President Trump has directed most of his ire over his blocked executive orders on travel and refugees toward the Ninth Circuit Court of Appeals, the sprawling federal appeals court on the West Coast that he’s said should be “broken up.” But it’s not the only one mulling the latest order’s constitutionality.
The Fourth Circuit Court of Appeals heard oral arguments on Monday in International Refugee Assistance Project v. Trump, one of multiple cases challenging the second version of the executive order, which was issued in March. The lawsuit was filed by current visa holders who said they and their family members would be harmed if the order went into place, as well as by nonprofit organizations that work with refugees.
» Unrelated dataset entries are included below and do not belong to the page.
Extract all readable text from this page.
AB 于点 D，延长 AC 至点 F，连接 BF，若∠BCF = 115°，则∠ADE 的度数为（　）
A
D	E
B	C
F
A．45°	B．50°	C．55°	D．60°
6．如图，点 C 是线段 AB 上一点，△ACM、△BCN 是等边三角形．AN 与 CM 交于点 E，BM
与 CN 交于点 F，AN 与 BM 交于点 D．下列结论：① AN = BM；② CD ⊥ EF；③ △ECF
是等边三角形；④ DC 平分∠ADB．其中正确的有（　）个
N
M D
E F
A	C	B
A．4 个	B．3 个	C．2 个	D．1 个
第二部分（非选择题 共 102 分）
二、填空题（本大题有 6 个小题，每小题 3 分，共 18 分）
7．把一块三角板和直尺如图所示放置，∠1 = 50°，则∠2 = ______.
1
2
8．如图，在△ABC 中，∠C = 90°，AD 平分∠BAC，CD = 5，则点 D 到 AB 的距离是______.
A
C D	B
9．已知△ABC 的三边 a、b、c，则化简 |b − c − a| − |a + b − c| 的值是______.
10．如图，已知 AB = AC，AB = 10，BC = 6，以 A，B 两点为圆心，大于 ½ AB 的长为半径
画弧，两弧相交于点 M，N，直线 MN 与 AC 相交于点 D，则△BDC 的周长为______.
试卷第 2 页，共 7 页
Many of the judges on the court, which covers Maryland, the Virginias, and the Carolinas, seemed skeptical of the Trump administration’s argument that the order should receive the broad latitude typically granted by the federal judiciary to the executive branch in national-security cases. Others sharply challenged the plaintiffs’ lawyer on whether his clients had the legal standing to challenge the portion of the executive order involving visa restrictions.
Jeffrey Wall, the principal deputy solicitor general, argued that the order should survive under a relatively lenient standard first articulated in Kleindienst v. Mandel, a 1972 Supreme Court case on barring communists from entry into the United States. That standard says that the government must only provide a “facially legitimate and bona fide reason” for certain immigration-related decisions—an easy burden for the executive branch to meet. The Trump administration has frequently insisted the order is necessary to protect the country from terrorism. Wall also said the revised order shouldn’t be considered a “Muslim ban,” as its critics have described it. “Its text doesn’t have anything to do with religion,” he told the judges. “Its operation doesn’t have anything to do with religion.”